On “All Things Considered,” they’re running a “Winter Songs” series, in which they ask various folks to pick their favorite songs in the category. Last night, they spoke to the choreographer Bill T. Jones, and he chose Schubert’s “Der Leiermann” (The Hurdy-Gurdy Man), the last song in Schubert’s song cycle “Winterreise.”

Jones spoke of the song’s meaning for him:

” … this bleak landscape takes me back to a day when I was in fourth grade out on the edge of town, looking at a snow-covered highway many, many yards away from my window — I should’ve been paying attention, but I was dreaming.

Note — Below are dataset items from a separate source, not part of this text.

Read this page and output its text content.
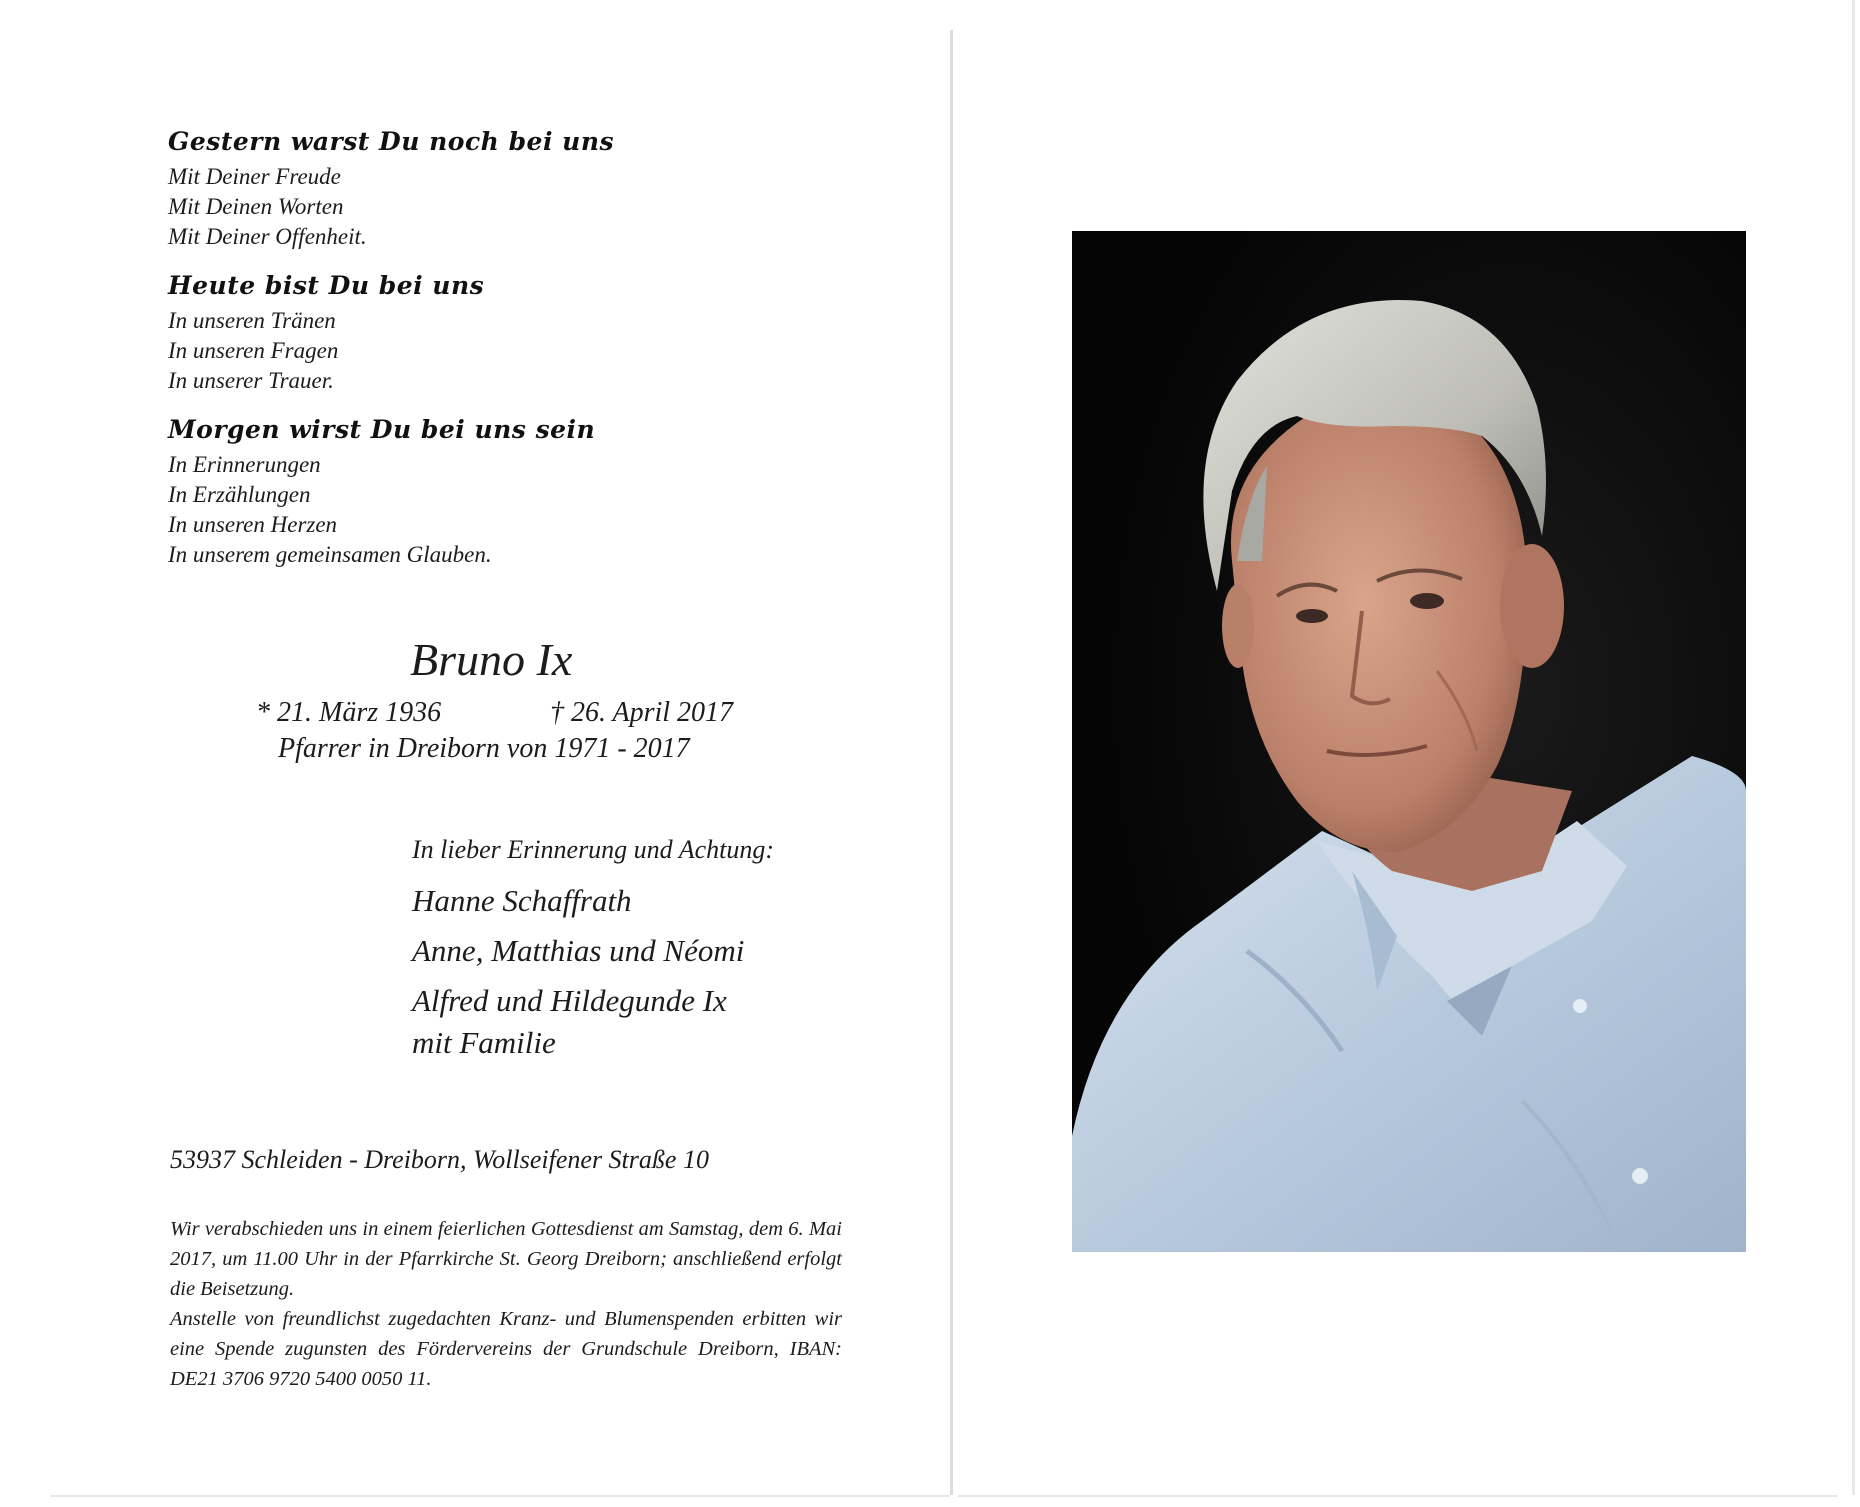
Gestern warst Du noch bei uns
Mit Deiner Freude
Mit Deinen Worten
Mit Deiner Offenheit.
Heute bist Du bei uns
In unseren Tränen
In unseren Fragen
In unserer Trauer.
Morgen wirst Du bei uns sein
In Erinnerungen
In Erzählungen
In unseren Herzen
In unserem gemeinsamen Glauben.
Bruno Ix
* 21. März 1936	† 26. April 2017
Pfarrer in Dreiborn von 1971 - 2017
In lieber Erinnerung und Achtung:
Hanne Schaffrath
Anne, Matthias und Néomi
Alfred und Hildegunde Ix
mit Familie
53937 Schleiden - Dreiborn, Wollseifener Straße 10

Wir verabschieden uns in einem feierlichen Gottesdienst am Samstag, dem 6. Mai 2017, um 11.00 Uhr in der Pfarrkirche St. Georg Dreiborn; anschließend erfolgt die Beisetzung.

Anstelle von freundlichst zugedachten Kranz- und Blumenspenden erbitten wir eine Spende zugunsten des Fördervereins der Grundschule Dreiborn, IBAN: DE21 3706 9720 5400 0050 11.
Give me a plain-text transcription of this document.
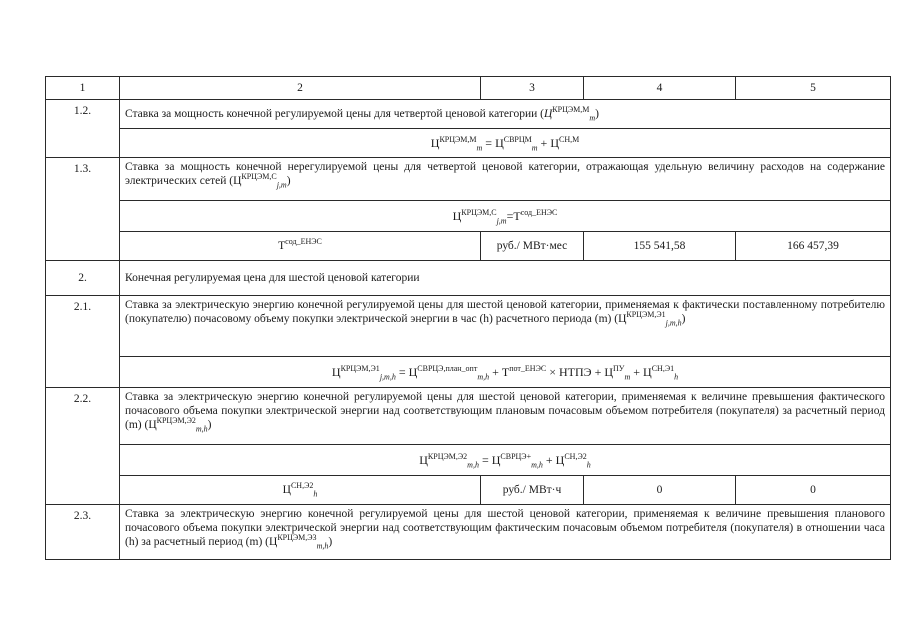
1	2	3	4	5
1.2.	Ставка за мощность конечной регулируемой цены для четвертой ценовой категории $(Ц^{КРЦЭМ,М}_m)$			
	$Ц^{КРЦЭМ,М}_m = Ц^{СВРЦМ}_m + Ц^{СН,М}$
1.3.	Ставка за мощность конечной нерегулируемой цены для четвертой ценовой категории, отражающая удельную величину расходов на содержание электрических сетей $(Ц^{КРЦЭМ,С}_{j,m})$			
	$Ц^{КРЦЭМ,С}_{j,m}=Т^{сод\_ЕНЭС}$
	$Т^{сод\_ЕНЭС}$	руб./ МВт·мес	155 541,58	166 457,39
2.	Конечная регулируемая цена для шестой ценовой категории			
2.1.	Ставка за электрическую энергию конечной регулируемой цены для шестой ценовой категории, применяемая к фактически поставленному потребителю (покупателю) почасовому объему покупки электрической энергии в час (h) расчетного периода (m) $(Ц^{КРЦЭМ,Э1}_{j,m,h})$			
	$Ц^{КРЦЭМ,Э1}_{j,m,h} = Ц^{СВРЦЭ,план\_опт}_{m,h} + Т^{пот\_ЕНЭС}$ × НТПЭ + $Ц^{ПУ}_m + Ц^{СН,Э1}_h$
2.2.	Ставка за электрическую энергию конечной регулируемой цены для шестой ценовой категории, применяемая к величине превышения фактического почасового объема покупки электрической энергии над соответствующим плановым почасовым объемом потребителя (покупателя) за расчетный период (m) $(Ц^{КРЦЭМ,Э2}_{m,h})$			
	$Ц^{КРЦЭМ,Э2}_{m,h} = Ц^{СВРЦЭ+}_{m,h} + Ц^{СН,Э2}_h$
	$Ц^{СН,Э2}_h$	руб./ МВт·ч	0	0
2.3.	Ставка за электрическую энергию конечной регулируемой цены для шестой ценовой категории, применяемая к величине превышения планового почасового объема покупки электрической энергии над соответствующим фактическим почасовым объемом потребителя (покупателя) в отношении часа (h) за расчетный период (m) $(Ц^{КРЦЭМ,Э3}_{m,h})$			
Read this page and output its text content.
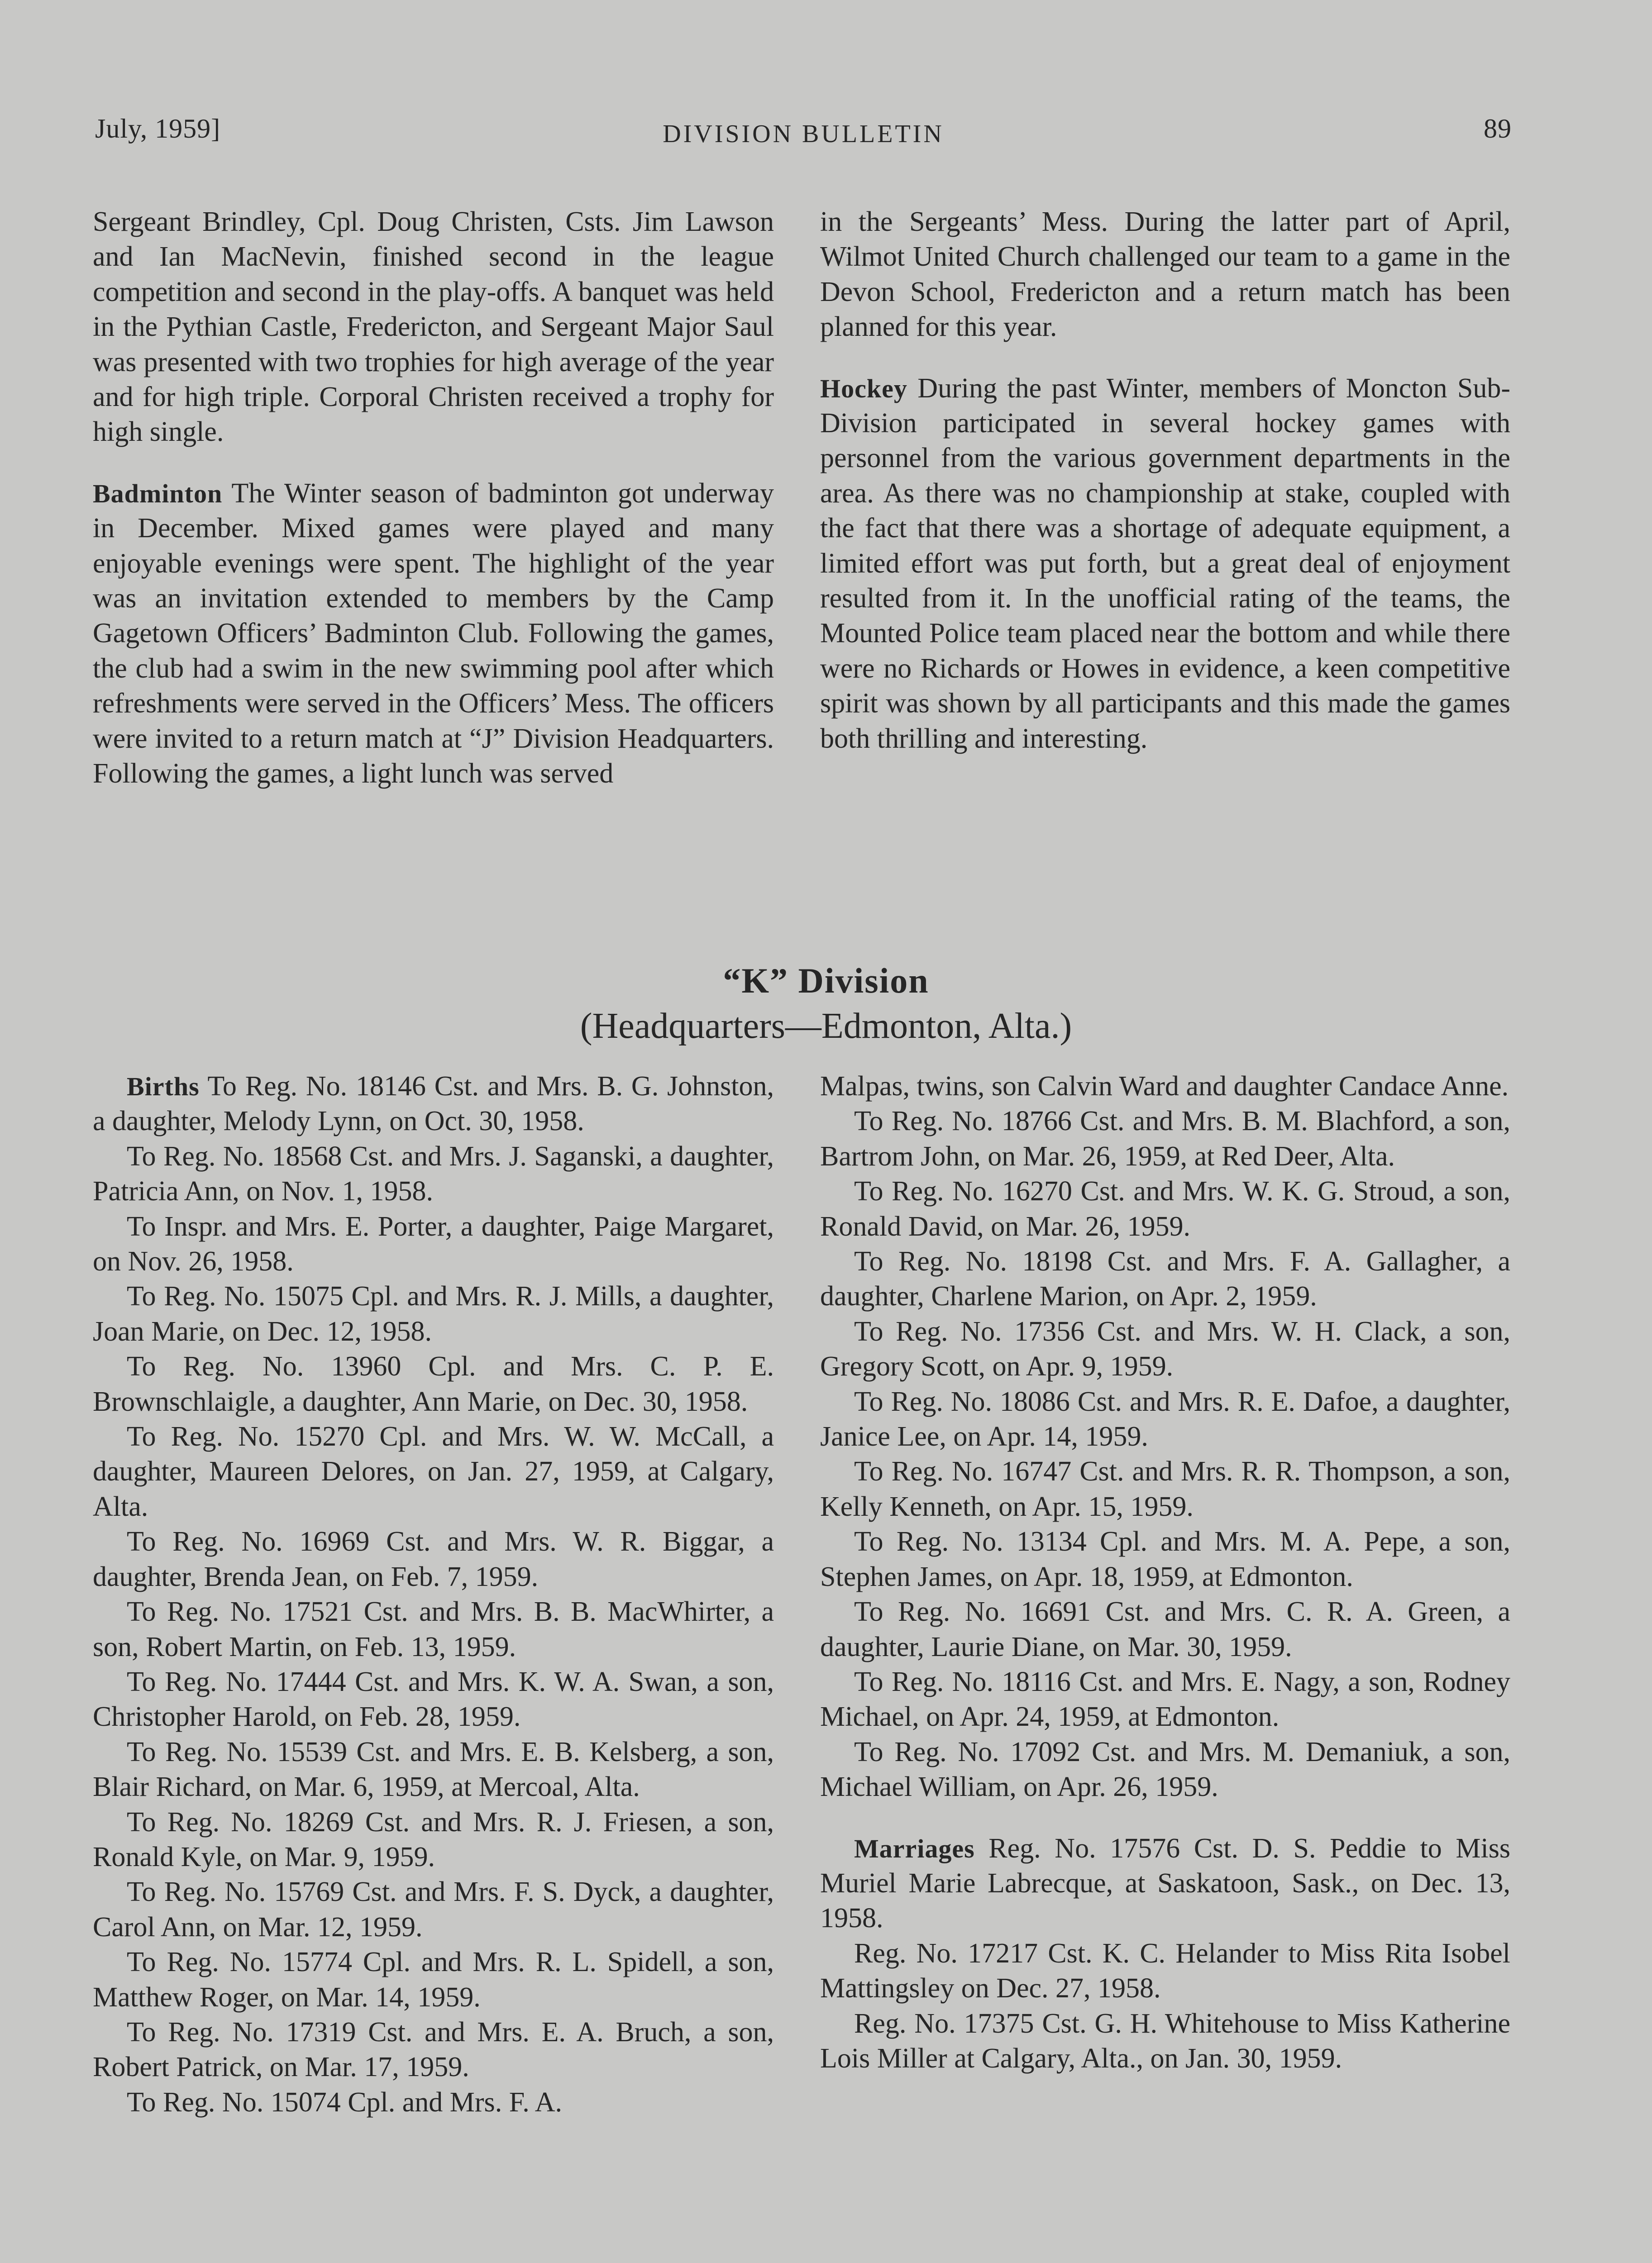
July, 1959]	DIVISION BULLETIN	89

Sergeant Brindley, Cpl. Doug Christen, Csts. Jim Lawson and Ian MacNevin, finished second in the league competition and second in the play-offs. A banquet was held in the Pythian Castle, Fredericton, and Sergeant Major Saul was presented with two trophies for high average of the year and for high triple. Corporal Christen received a trophy for high single.

Badminton The Winter season of badminton got underway in December. Mixed games were played and many enjoyable evenings were spent. The highlight of the year was an invitation extended to members by the Camp Gagetown Officers’ Badminton Club. Following the games, the club had a swim in the new swimming pool after which refreshments were served in the Officers’ Mess. The officers were invited to a return match at “J” Division Headquarters. Following the games, a light lunch was served

in the Sergeants’ Mess. During the latter part of April, Wilmot United Church challenged our team to a game in the Devon School, Fredericton and a return match has been planned for this year.

Hockey During the past Winter, members of Moncton Sub-Division participated in several hockey games with personnel from the various government departments in the area. As there was no championship at stake, coupled with the fact that there was a shortage of adequate equipment, a limited effort was put forth, but a great deal of enjoyment resulted from it. In the unofficial rating of the teams, the Mounted Police team placed near the bottom and while there were no Richards or Howes in evidence, a keen competitive spirit was shown by all participants and this made the games both thrilling and interesting.

“K” Division
(Headquarters—Edmonton, Alta.)

Births To Reg. No. 18146 Cst. and Mrs. B. G. Johnston, a daughter, Melody Lynn, on Oct. 30, 1958.

To Reg. No. 18568 Cst. and Mrs. J. Saganski, a daughter, Patricia Ann, on Nov. 1, 1958.

To Inspr. and Mrs. E. Porter, a daughter, Paige Margaret, on Nov. 26, 1958.

To Reg. No. 15075 Cpl. and Mrs. R. J. Mills, a daughter, Joan Marie, on Dec. 12, 1958.

To Reg. No. 13960 Cpl. and Mrs. C. P. E. Brownschlaigle, a daughter, Ann Marie, on Dec. 30, 1958.

To Reg. No. 15270 Cpl. and Mrs. W. W. McCall, a daughter, Maureen Delores, on Jan. 27, 1959, at Calgary, Alta.

To Reg. No. 16969 Cst. and Mrs. W. R. Biggar, a daughter, Brenda Jean, on Feb. 7, 1959.

To Reg. No. 17521 Cst. and Mrs. B. B. MacWhirter, a son, Robert Martin, on Feb. 13, 1959.

To Reg. No. 17444 Cst. and Mrs. K. W. A. Swan, a son, Christopher Harold, on Feb. 28, 1959.

To Reg. No. 15539 Cst. and Mrs. E. B. Kelsberg, a son, Blair Richard, on Mar. 6, 1959, at Mercoal, Alta.

To Reg. No. 18269 Cst. and Mrs. R. J. Friesen, a son, Ronald Kyle, on Mar. 9, 1959.

To Reg. No. 15769 Cst. and Mrs. F. S. Dyck, a daughter, Carol Ann, on Mar. 12, 1959.

To Reg. No. 15774 Cpl. and Mrs. R. L. Spidell, a son, Matthew Roger, on Mar. 14, 1959.

To Reg. No. 17319 Cst. and Mrs. E. A. Bruch, a son, Robert Patrick, on Mar. 17, 1959.

To Reg. No. 15074 Cpl. and Mrs. F. A.

Malpas, twins, son Calvin Ward and daughter Candace Anne.

To Reg. No. 18766 Cst. and Mrs. B. M. Blachford, a son, Bartrom John, on Mar. 26, 1959, at Red Deer, Alta.

To Reg. No. 16270 Cst. and Mrs. W. K. G. Stroud, a son, Ronald David, on Mar. 26, 1959.

To Reg. No. 18198 Cst. and Mrs. F. A. Gallagher, a daughter, Charlene Marion, on Apr. 2, 1959.

To Reg. No. 17356 Cst. and Mrs. W. H. Clack, a son, Gregory Scott, on Apr. 9, 1959.

To Reg. No. 18086 Cst. and Mrs. R. E. Dafoe, a daughter, Janice Lee, on Apr. 14, 1959.

To Reg. No. 16747 Cst. and Mrs. R. R. Thompson, a son, Kelly Kenneth, on Apr. 15, 1959.

To Reg. No. 13134 Cpl. and Mrs. M. A. Pepe, a son, Stephen James, on Apr. 18, 1959, at Edmonton.

To Reg. No. 16691 Cst. and Mrs. C. R. A. Green, a daughter, Laurie Diane, on Mar. 30, 1959.

To Reg. No. 18116 Cst. and Mrs. E. Nagy, a son, Rodney Michael, on Apr. 24, 1959, at Edmonton.

To Reg. No. 17092 Cst. and Mrs. M. Demaniuk, a son, Michael William, on Apr. 26, 1959.

Marriages Reg. No. 17576 Cst. D. S. Peddie to Miss Muriel Marie Labrecque, at Saskatoon, Sask., on Dec. 13, 1958.

Reg. No. 17217 Cst. K. C. Helander to Miss Rita Isobel Mattingsley on Dec. 27, 1958.

Reg. No. 17375 Cst. G. H. Whitehouse to Miss Katherine Lois Miller at Calgary, Alta., on Jan. 30, 1959.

“And then I saw a lone figure walking across on a very, very cold day, and you know how it is when the wind blows and you have to turn your back against the wind, and I felt so sorry for that person, and then I realized it was my father. That my father, who was completely out of work, had been the director of his own business as a contractor in the heyday of the migrant stream back in the late ’50s, but now that business had died.

“He was up in the chilly North with family, broke and sick, and he had to get to this very insignificant job in a factory, miles and miles away. A black man with no car, trying to hitchhike, and no one picking him up, and he has to walk that 10 miles to get to the factory. And I’m sitting in this warm classroom, getting educated, not paying attention to the teacher, and suddenly feeling torn between two worlds. And this music, when I hear it, I feel for my father. There’s something about art that can be, yes, depressing, but helps us bear the pain through sheer beauty and intensity.”